Author Kathleen Krull's book "Isaac Newton" was published in hardcover in 2006 and in paperback in 2008. The book was published by the Viking Children's imprint of Penguin Books. Written for an age range of 9 to 11, the paperback edition comes in at 128 pages. The book was illustrated by Boris Kuklikov. It is part of Kathleen Krull's "Giants of Science" series, which includes titles on Sigmund Freud, Marie Curie and Leonardo Da Vinci.
Giants of Science
According to Krull in an interview with the Big Apple Book Club, a blog for young readers, her series of books about scientists is meant to interest young readers in the scientists of the past. "Isaac Newton" is the second title in her series. She first wrote about Leonardo Da Vinci, who she thought was so ahead of his time that his inventions could not be made until long after her death. She presents Isaac Newton as the first real scientist, a man who performed experiments, unlike Da Vinci, who conjured up inventions and drew them as art.
Krull uses a gossipy, casual tone to reconstruct Newton's life, and in the process reveals his dreadful childhood. His mother remarried and her new husband did not want Isaac around. Eventually young Isaac was sent to live with his grandparents. His early isolation may have led to his withdrawal from an active social life and into the internal world of his imagination. His personal loss became the world's gain as his vivid imagination and extreme intelligence changed the world.
For all his brilliance, Isaac Newton as revealed by Krull was a complicated character. Other words to describe him were unconventional, unhappy, unfriendly, obsessive, secretive, withdrawn, jealous and vindictive. Newton was so small-minded that he set out to destroy other scientists who dared question his findings, and once held back from publishing his own results to an experiment until a competitor was dead. Krull spends a chapter exploring Newton's possible homosexuality. She also exposes his desire to get the best education he could in spite of an outbreak of the plague. Generally, she seeks to show that the brilliance that this man left behind came at the cost of his personal happiness, and that he may have suffered from what we today call depression.
The book ends by presenting the importance of Isaac Newton.

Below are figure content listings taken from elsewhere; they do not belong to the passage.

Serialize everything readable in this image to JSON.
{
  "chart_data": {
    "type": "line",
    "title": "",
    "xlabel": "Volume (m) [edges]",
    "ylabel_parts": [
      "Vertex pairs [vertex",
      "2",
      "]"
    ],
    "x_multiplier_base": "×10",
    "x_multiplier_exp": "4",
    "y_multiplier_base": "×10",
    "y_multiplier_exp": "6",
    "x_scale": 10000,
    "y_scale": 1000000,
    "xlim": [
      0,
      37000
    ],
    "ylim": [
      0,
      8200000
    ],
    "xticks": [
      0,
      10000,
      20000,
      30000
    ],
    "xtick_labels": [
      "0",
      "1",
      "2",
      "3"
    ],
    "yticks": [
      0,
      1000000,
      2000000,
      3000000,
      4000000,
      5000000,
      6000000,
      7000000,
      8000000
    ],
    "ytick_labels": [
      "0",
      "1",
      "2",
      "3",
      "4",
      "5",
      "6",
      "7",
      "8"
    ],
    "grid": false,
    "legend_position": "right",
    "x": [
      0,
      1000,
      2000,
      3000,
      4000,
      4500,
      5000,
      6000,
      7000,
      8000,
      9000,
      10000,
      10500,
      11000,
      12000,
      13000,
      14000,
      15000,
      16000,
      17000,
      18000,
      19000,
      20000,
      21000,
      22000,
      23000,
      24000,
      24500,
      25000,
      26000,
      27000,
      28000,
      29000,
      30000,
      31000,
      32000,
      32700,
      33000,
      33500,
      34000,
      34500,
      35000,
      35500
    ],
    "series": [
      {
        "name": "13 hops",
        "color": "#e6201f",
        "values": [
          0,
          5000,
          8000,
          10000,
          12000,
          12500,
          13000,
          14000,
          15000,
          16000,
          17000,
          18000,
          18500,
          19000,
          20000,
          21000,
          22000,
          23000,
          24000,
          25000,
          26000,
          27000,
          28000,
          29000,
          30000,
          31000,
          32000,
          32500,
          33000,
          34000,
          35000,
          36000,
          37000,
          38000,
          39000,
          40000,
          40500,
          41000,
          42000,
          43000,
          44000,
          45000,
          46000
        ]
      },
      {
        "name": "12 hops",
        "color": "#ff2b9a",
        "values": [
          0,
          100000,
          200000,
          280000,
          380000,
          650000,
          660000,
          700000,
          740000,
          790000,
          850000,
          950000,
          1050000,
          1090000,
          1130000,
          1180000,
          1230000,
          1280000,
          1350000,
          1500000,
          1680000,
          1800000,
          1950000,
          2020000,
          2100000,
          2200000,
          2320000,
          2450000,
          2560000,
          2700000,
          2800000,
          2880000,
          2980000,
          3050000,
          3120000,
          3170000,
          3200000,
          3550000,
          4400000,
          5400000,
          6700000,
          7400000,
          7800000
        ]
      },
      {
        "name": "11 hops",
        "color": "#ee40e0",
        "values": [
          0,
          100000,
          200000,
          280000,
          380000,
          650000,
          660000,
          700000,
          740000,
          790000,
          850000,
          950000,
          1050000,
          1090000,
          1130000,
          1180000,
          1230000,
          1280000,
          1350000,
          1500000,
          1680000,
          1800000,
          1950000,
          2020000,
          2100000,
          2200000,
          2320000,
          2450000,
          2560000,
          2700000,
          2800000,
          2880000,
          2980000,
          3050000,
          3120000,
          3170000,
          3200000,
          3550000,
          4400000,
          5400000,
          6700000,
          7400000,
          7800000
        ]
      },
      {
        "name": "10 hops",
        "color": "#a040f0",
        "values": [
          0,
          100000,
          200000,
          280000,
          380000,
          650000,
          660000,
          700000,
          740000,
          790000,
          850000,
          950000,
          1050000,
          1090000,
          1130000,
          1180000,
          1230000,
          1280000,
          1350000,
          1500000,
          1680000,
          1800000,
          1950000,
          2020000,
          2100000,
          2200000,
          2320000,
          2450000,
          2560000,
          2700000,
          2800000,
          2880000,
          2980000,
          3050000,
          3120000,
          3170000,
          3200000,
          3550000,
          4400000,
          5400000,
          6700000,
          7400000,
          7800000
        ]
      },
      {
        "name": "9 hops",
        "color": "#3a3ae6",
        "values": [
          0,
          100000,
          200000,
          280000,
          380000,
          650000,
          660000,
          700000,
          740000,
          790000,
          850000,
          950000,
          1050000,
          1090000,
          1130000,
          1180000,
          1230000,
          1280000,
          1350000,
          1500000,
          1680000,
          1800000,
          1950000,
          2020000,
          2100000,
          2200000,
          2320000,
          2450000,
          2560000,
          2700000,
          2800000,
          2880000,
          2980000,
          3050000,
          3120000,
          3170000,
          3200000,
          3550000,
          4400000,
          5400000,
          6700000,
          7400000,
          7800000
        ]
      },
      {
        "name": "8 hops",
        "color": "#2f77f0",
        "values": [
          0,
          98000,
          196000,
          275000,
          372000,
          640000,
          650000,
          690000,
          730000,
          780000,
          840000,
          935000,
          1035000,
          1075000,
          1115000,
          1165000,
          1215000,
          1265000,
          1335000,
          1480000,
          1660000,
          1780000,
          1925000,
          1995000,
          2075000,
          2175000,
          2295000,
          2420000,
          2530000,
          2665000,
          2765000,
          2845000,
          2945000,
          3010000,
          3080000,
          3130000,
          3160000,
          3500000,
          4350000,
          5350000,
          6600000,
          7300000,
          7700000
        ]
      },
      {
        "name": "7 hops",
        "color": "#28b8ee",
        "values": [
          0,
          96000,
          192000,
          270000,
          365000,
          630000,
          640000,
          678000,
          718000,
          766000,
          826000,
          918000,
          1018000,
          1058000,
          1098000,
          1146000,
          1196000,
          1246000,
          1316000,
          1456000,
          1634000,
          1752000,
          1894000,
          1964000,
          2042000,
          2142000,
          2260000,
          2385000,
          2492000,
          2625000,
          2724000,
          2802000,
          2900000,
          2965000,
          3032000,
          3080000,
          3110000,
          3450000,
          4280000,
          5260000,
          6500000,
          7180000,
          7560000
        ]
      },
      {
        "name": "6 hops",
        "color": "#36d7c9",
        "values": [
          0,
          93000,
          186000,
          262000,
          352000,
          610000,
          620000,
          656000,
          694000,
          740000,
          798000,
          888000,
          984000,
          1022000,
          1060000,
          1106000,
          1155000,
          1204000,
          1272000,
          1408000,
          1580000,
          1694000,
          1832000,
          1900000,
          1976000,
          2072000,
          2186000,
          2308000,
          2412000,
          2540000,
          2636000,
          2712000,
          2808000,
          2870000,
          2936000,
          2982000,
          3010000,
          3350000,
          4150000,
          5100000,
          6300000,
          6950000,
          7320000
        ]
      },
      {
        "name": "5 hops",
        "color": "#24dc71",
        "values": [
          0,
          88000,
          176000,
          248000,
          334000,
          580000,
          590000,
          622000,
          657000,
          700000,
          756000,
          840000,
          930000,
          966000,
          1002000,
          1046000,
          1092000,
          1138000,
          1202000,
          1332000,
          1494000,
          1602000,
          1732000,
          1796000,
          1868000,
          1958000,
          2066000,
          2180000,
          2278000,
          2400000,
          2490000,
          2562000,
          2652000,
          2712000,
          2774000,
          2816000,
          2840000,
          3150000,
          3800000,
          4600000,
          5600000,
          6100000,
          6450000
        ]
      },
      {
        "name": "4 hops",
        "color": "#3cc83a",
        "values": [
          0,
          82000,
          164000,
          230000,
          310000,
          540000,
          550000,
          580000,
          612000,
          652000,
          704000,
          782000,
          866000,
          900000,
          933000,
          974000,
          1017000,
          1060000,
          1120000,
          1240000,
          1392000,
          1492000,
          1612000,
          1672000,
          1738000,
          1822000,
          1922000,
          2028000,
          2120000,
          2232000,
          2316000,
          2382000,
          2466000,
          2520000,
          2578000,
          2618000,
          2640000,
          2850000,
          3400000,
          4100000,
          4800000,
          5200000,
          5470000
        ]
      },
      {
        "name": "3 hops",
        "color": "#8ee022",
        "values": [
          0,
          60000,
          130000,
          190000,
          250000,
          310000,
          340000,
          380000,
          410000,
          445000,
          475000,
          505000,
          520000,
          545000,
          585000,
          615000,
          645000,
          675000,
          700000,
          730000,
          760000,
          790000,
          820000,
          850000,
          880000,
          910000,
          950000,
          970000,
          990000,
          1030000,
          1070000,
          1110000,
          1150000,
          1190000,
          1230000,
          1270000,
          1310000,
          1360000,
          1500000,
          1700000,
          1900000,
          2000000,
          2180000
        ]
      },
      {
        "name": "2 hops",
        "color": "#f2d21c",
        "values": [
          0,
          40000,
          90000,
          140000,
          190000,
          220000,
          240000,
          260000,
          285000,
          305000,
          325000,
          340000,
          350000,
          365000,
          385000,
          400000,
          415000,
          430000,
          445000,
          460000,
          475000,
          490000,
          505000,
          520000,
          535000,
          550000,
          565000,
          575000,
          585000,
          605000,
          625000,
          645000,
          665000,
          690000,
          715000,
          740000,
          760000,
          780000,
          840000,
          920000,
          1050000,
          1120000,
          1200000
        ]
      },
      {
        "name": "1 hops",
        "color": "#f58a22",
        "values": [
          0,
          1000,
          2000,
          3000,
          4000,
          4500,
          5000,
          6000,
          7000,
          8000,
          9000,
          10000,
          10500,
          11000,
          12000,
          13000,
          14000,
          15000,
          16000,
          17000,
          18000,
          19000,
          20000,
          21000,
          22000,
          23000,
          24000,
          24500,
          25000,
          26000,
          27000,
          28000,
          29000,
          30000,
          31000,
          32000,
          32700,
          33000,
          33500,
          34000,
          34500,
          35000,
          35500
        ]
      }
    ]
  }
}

His impact on the future of science is so important that some call him the father of science. Newton invented calculus and conducted scientific experiments throughout his life. He theorized about gravity, and then performed experiments to prove its existence. This way of theorizing and then proving through experimentation is the way all scientists have made discoveries since Newton's time. The fact that Newton was doing so in the 1600s during the time of the great plague is something that the author uses to solidify his genius.